Wengen's voice took on a conciliatory tone. “We cannot always be aware of the secrets of our associates, Fräulein Vine. Sometimes we mingle with undesirable people without knowing it.”

She felt his gaze raking her face, looking for the spark of desperation that said she was ready to break and hand over some information. That suggested she might betray others in the hope of going free herself.

“The activities of those people stain our good name. They land us in all kinds of trouble.”

“What kind of trouble am I in then, Herr Hauptsturmführer?”

The conciliatory tone evaporated as suddenly as it had appeared.

“A lot of trouble if you don't start answering my questions. I want the names of everyone you associate with, Fräulein Vine. You must have some special friends in that crew of Jews and Communists up at Babelsberg. A pretty woman like you.”

She forced herself to stare unflinchingly into the black pits of his eyes.

“The German woman finds her truest friends within the Party. Isn't that what Gertrud Scholtz-Klink, the head of the Frauenschaft, says?”

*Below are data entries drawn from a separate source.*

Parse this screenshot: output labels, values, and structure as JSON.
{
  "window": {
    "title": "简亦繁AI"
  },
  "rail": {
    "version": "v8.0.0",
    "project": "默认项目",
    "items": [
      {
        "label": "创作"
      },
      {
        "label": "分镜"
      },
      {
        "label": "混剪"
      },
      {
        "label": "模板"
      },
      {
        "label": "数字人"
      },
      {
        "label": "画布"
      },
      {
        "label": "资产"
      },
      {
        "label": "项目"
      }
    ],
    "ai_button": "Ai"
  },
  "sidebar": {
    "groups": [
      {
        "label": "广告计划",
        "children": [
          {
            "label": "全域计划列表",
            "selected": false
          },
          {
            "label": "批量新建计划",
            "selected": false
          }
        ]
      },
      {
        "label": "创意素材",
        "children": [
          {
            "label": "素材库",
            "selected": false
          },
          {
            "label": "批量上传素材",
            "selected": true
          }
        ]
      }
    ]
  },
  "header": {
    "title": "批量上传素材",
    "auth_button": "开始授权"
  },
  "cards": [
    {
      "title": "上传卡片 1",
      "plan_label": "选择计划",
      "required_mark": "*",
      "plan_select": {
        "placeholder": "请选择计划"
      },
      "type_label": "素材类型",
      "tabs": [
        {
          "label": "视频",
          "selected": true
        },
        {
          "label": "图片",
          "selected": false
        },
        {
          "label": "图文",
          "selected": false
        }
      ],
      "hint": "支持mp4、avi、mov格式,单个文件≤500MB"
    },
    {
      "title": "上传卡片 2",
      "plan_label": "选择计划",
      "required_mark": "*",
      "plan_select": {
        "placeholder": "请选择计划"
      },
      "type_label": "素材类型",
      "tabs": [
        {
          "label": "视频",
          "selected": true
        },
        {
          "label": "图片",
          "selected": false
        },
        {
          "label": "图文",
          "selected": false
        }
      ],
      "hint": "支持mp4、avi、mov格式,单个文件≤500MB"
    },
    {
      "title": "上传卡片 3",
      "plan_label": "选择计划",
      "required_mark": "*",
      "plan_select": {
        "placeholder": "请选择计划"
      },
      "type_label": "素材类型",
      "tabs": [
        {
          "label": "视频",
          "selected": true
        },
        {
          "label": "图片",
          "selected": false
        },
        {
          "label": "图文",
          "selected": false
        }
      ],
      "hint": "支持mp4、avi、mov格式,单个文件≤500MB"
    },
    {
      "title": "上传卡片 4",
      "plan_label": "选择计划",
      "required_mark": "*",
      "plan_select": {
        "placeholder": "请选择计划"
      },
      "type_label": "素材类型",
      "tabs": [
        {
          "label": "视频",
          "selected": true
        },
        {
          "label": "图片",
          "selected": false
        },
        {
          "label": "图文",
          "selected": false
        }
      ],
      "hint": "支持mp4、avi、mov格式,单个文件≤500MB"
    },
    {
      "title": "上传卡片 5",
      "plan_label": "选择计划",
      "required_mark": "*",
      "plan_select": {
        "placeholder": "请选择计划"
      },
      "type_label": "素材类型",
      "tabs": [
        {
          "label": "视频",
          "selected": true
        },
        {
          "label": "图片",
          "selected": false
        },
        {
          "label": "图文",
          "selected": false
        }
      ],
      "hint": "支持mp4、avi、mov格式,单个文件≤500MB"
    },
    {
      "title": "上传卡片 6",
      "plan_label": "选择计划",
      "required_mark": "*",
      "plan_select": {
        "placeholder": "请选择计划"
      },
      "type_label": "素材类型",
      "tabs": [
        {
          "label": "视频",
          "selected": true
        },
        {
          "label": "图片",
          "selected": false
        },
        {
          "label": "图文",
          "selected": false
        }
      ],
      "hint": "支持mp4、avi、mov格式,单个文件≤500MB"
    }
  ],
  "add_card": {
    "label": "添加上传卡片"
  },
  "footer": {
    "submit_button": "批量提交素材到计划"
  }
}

Wengen laughed, a jagged sound that cut through the air like a saw. And that was the first time he hit her.

—

THAT WAS YESTERDAY.
Now, at dawn, the clanking boots were coming back for her. Clara tried to summon again the energy for the great effort of dissembling, but she began to tremble, involuntarily, and felt her bowels clench within her. This was her second interview, when they would go over the ground they had already covered. Whom did she associate with? To whom might she be passing information? Which of her friends were secret Communists or Jews? And with each question there would be fresh blows, until she gave them some different answers. How long would she be able to hold out? Hours, or even days? There was no lawyer to help her. No one even knew where she was. She had left Ralph's apartment despite her promise to him, and angry though he would be, he would assume she was staying safe somewhere, far away from her own home. No one in Berlin was worrying about Clara, or checking a watch for when she returned, or calling the police to report her missing. She squeezed her eyes shut and wished it was over already, that time had leapt forward and she was already in a truck on her way to a camp. That way she might still have her secrets safe with her.

A key scraped in the lock, and the door swung open. The guard handed her the case and her bag.

“You are free to go, Fräulein.”

“What do you mean?”

Astonishment froze her. For a moment, confusion and disbelief paralyzed her, pinning her to the wooden seat.

“Unless you choose to avail yourself of our hospitality a little longer.”

Clara stumbled out into the cool Berlin air and looked dazedly around her. Everywhere she saw people walking to their jobs, to the station on Stresemannstrasse, to meet friends, to catch trains, as though they were on a different planet, as if the grotesquerie of the building behind her simply didn't exist. She shuddered, then headed away as fast as she could, dizzy with a mixture of excitement and fear. Like the sensation she'd had when Strauss's plane had pulled out of its dive. Relief at disaster averted. Euphoria at still being alive.